Ringfort (Rath), Maddockstown, Co. Kilkenny
Co. Kilkenny |
Ringforts
A public road now separates two ancient neighbours in Maddockstown, County Kilkenny: a large earthen ringfort on one side, and a medieval church with its graveyard on the other.
The ringfort, roughly sixty metres in diameter, is ringed by trees along its perimeter, with scrub filling the interior, and its raised, circular profile gives it the moat-like appearance that has drawn comment for over a century. Ringforts, known in Irish as raths, were enclosed settlements typically built during the early medieval period, their earthen banks serving as boundaries for farmsteads and livestock rather than purely military fortifications. This one is substantial by any measure.
Writing in 1905, the historian William Carrigan described the site as "a very fine moat-shaped rath, probably the 'Black Rath' from which the church was formerly named." That detail quietly reorders the relationship between the two monuments across the road. The medieval church did not lend its name to the rath; if Carrigan was right, it was the other way around. The rath came first, and the church inherited something of its identity, including, apparently, a colour. What "Black Rath" referred to in practice, whether a visual quality, a local association, or something else entirely, is not recorded. The name itself has since faded, surviving only in Carrigan's volume and in the older ecclesiastical records he was drawing upon.

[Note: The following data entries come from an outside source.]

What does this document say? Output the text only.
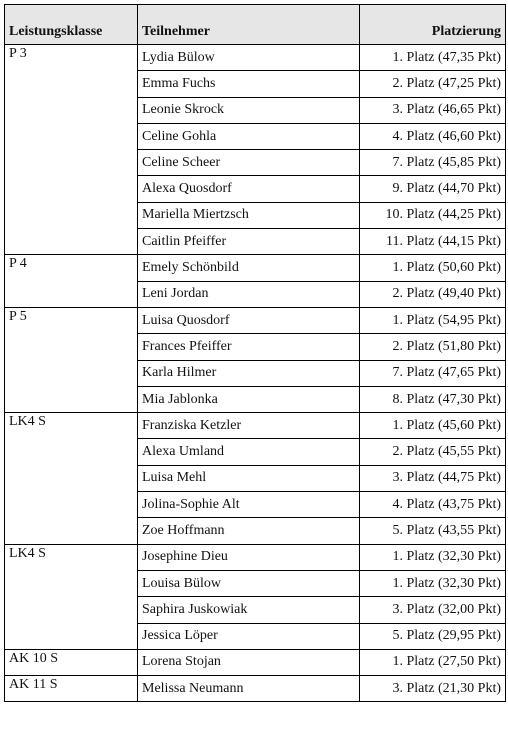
Leistungsklasse	Teilnehmer	Platzierung
P 3	Lydia Bülow	1. Platz (47,35 Pkt)
	Emma Fuchs	2. Platz (47,25 Pkt)
	Leonie Skrock	3. Platz (46,65 Pkt)
	Celine Gohla	4. Platz (46,60 Pkt)
	Celine Scheer	7. Platz (45,85 Pkt)
	Alexa Quosdorf	9. Platz (44,70 Pkt)
	Mariella Miertzsch	10. Platz (44,25 Pkt)
	Caitlin Pfeiffer	11. Platz (44,15 Pkt)
P 4	Emely Schönbild	1. Platz (50,60 Pkt)
	Leni Jordan	2. Platz (49,40 Pkt)
P 5	Luisa Quosdorf	1. Platz (54,95 Pkt)
	Frances Pfeiffer	2. Platz (51,80 Pkt)
	Karla Hilmer	7. Platz (47,65 Pkt)
	Mia Jablonka	8. Platz (47,30 Pkt)
LK4 S	Franziska Ketzler	1. Platz (45,60 Pkt)
	Alexa Umland	2. Platz (45,55 Pkt)
	Luisa Mehl	3. Platz (44,75 Pkt)
	Jolina-Sophie Alt	4. Platz (43,75 Pkt)
	Zoe Hoffmann	5. Platz (43,55 Pkt)
LK4 S	Josephine Dieu	1. Platz (32,30 Pkt)
	Louisa Bülow	1. Platz (32,30 Pkt)
	Saphira Juskowiak	3. Platz (32,00 Pkt)
	Jessica Löper	5. Platz (29,95 Pkt)
AK 10 S	Lorena Stojan	1. Platz (27,50 Pkt)
AK 11 S	Melissa Neumann	3. Platz (21,30 Pkt)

The monument has not escaped the pressures of modern settlement. The south-western and western sectors of the bank have been encroached upon by gardens attached to houses nearby, a common fate for earthworks that sit close to village edges. The rest of the structure remains, trees marking its curve against the sky, with the road and the churchyard just across the way providing an unusually compact pairing of early and later medieval archaeology within a very small area.